Christians, Jews, believers of all kinds and even non-believers reacted in shared awe as Borman read the first passages of Genesis while images of the moon and the more distant Earth were broadcast back to us on this suddenly small, fragile planet.
If you weren’t born then you may find it hard to understand the significance of that moment. After all, astronauts are now sent up into space almost routinely and the world’s attention is more likely to be riveted by the latest exploits of Paris Hilton than yet another shuttle launch.
But sending human beings beyond the earth’s atmosphere for the first time and circling them around the moon before returning them safely home, was a remarkable event, forever changing our understanding of our potential and our relationship with our universe.
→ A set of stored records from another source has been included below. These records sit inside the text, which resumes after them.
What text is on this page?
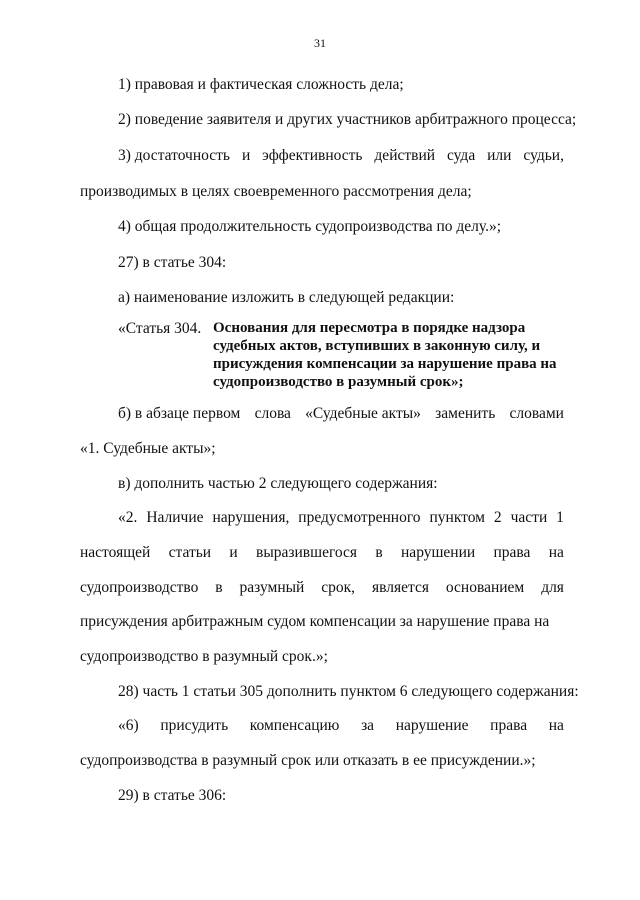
31
1) правовая и фактическая сложность дела;
2) поведение заявителя и других участников арбитражного процесса;
3) достаточность и эффективность действий суда или судьи,
производимых в целях своевременного рассмотрения дела;
4) общая продолжительность судопроизводства по делу.»;
27) в статье 304:
а) наименование изложить в следующей редакции:
«Статья 304. Основания для пересмотра в порядке надзора
судебных актов, вступивших в законную силу, и
присуждения компенсации за нарушение права на
судопроизводство в разумный срок»;
б) в абзаце первом слова «Судебные акты» заменить словами
«1. Судебные акты»;
в) дополнить частью 2 следующего содержания:
«2. Наличие нарушения, предусмотренного пунктом 2 части 1
настоящей статьи и выразившегося в нарушении права на
судопроизводство в разумный срок, является основанием для
присуждения арбитражным судом компенсации за нарушение права на
судопроизводство в разумный срок.»;
28) часть 1 статьи 305 дополнить пунктом 6 следующего содержания:
«6) присудить компенсацию за нарушение права на
судопроизводства в разумный срок или отказать в ее присуждении.»;
29) в статье 306:
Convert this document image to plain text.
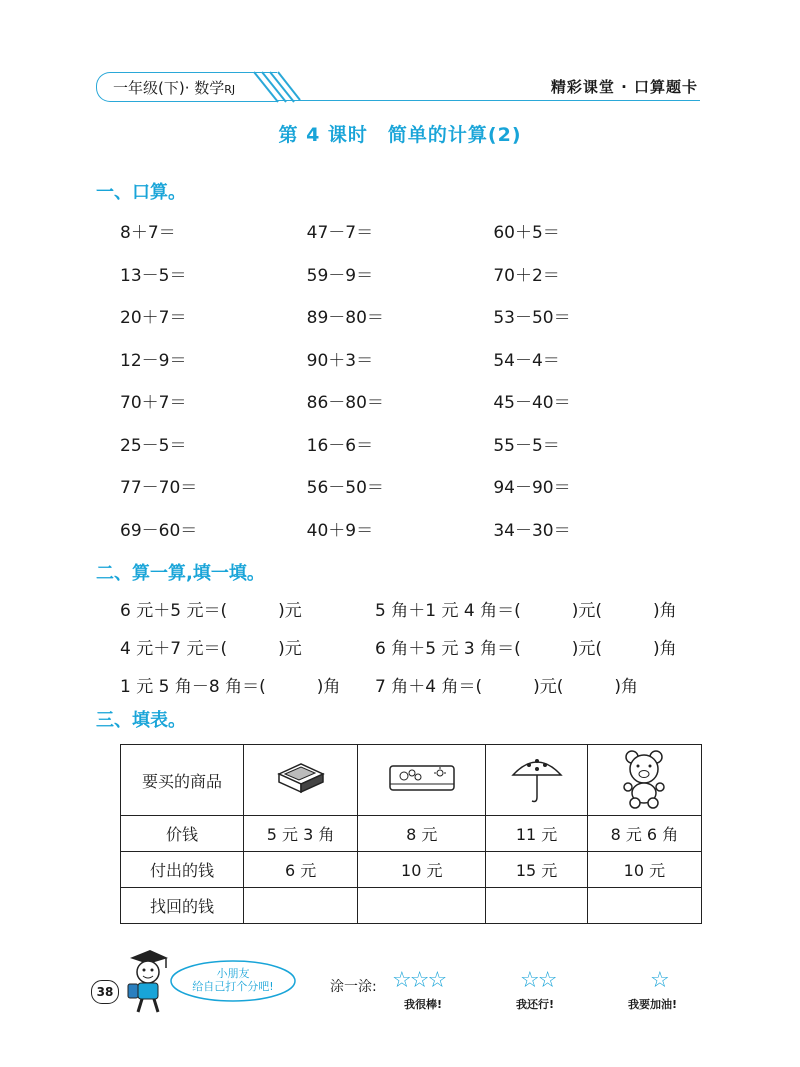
一年级(下)· 数学RJ	精彩课堂 · 口算题卡
第 4 课时　简单的计算(2)
一、口算。
8＋7＝	47－7＝	60＋5＝
13－5＝	59－9＝	70＋2＝
20＋7＝	89－80＝	53－50＝
12－9＝	90＋3＝	54－4＝
70＋7＝	86－80＝	45－40＝
25－5＝	16－6＝	55－5＝
77－70＝	56－50＝	94－90＝
69－60＝	40＋9＝	34－30＝
二、算一算,填一填。
6 元＋5 元＝(　　　)元	5 角＋1 元 4 角＝(　　　)元(　　　)角
4 元＋7 元＝(　　　)元	6 角＋5 元 3 角＝(　　　)元(　　　)角
1 元 5 角－8 角＝(　　　)角	7 角＋4 角＝(　　　)元(　　　)角
三、填表。
要买的商品				
价钱	5 元 3 角	8 元	11 元	8 元 6 角
付出的钱	6 元	10 元	15 元	10 元
找回的钱				
38
小朋友
给自己打个分吧!	涂一涂: ☆☆☆
我很棒!
☆☆
我还行!
☆
我要加油!
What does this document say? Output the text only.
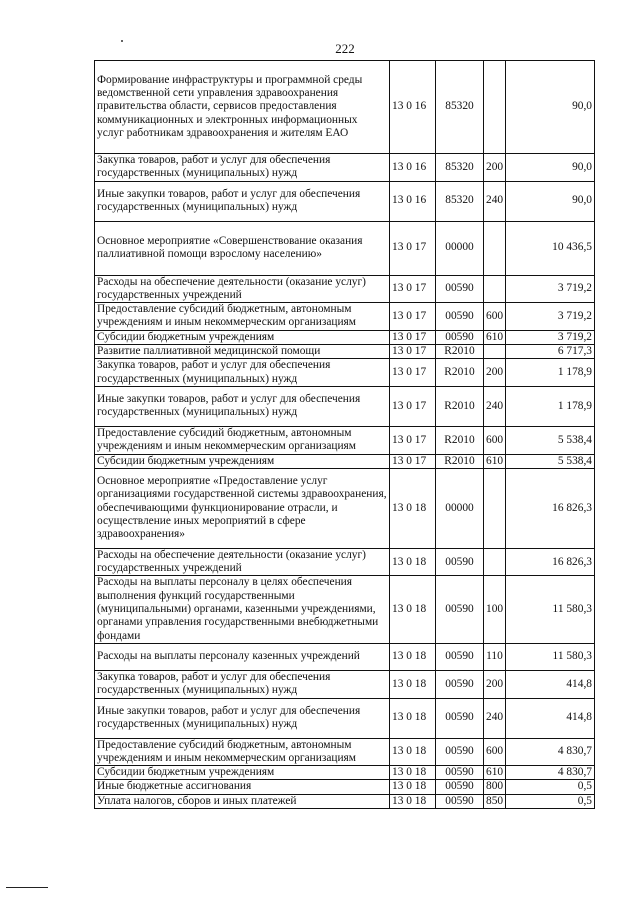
222
Формирование инфраструктуры и программной среды ведомственной сети управления здравоохранения правительства области, сервисов предоставления коммуникационных и электронных информационных услуг работникам здравоохранения и жителям ЕАО	13 0 16	85320		90,0
Закупка товаров, работ и услуг для обеспечения государственных (муниципальных) нужд	13 0 16	85320	200	90,0
Иные закупки товаров, работ и услуг для обеспечения государственных (муниципальных) нужд	13 0 16	85320	240	90,0
Основное мероприятие «Совершенствование оказания паллиативной помощи взрослому населению»	13 0 17	00000		10 436,5
Расходы на обеспечение деятельности (оказание услуг) государственных учреждений	13 0 17	00590		3 719,2
Предоставление субсидий бюджетным, автономным учреждениям и иным некоммерческим организациям	13 0 17	00590	600	3 719,2
Субсидии бюджетным учреждениям	13 0 17	00590	610	3 719,2
Развитие паллиативной медицинской помощи	13 0 17	R2010		6 717,3
Закупка товаров, работ и услуг для обеспечения государственных (муниципальных) нужд	13 0 17	R2010	200	1 178,9
Иные закупки товаров, работ и услуг для обеспечения государственных (муниципальных) нужд	13 0 17	R2010	240	1 178,9
Предоставление субсидий бюджетным, автономным учреждениям и иным некоммерческим организациям	13 0 17	R2010	600	5 538,4
Субсидии бюджетным учреждениям	13 0 17	R2010	610	5 538,4
Основное мероприятие «Предоставление услуг организациями государственной системы здравоохранения, обеспечивающими функционирование отрасли, и осуществление иных мероприятий в сфере здравоохранения»	13 0 18	00000		16 826,3
Расходы на обеспечение деятельности (оказание услуг) государственных учреждений	13 0 18	00590		16 826,3
Расходы на выплаты персоналу в целях обеспечения выполнения функций государственными (муниципальными) органами, казенными учреждениями, органами управления государственными внебюджетными фондами	13 0 18	00590	100	11 580,3
Расходы на выплаты персоналу казенных учреждений	13 0 18	00590	110	11 580,3
Закупка товаров, работ и услуг для обеспечения государственных (муниципальных) нужд	13 0 18	00590	200	414,8
Иные закупки товаров, работ и услуг для обеспечения государственных (муниципальных) нужд	13 0 18	00590	240	414,8
Предоставление субсидий бюджетным, автономным учреждениям и иным некоммерческим организациям	13 0 18	00590	600	4 830,7
Субсидии бюджетным учреждениям	13 0 18	00590	610	4 830,7
Иные бюджетные ассигнования	13 0 18	00590	800	0,5
Уплата налогов, сборов и иных платежей	13 0 18	00590	850	0,5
We had a major event this past year that has often been referred to as transformative. In some ways, Barack Obama’s election was a similarly seismic event that held the world’s attention since it broke a barrier few imagined would fall in our lifetimes.
But in one way, the two events, the election of an African American president and the voyage of Apollo 8 are similar.
Both signify that those of us on this planet share so much in common that it’s a wonder that we find so much to fight about. And our future is inextriably linked with the frail health of this rock on which we live.
Poet Archibald MacLeish perhaps put it best with these words inspired by Apollo 8:
“To see the earth as it truly is, small and blue and beautiful in that eternal silence where it floats, is to see ourselves as riders on the earth together, brothers on that bright loveliness in the eternal cold.”
I wish all of you the very best of holidays and a most terrific New Year.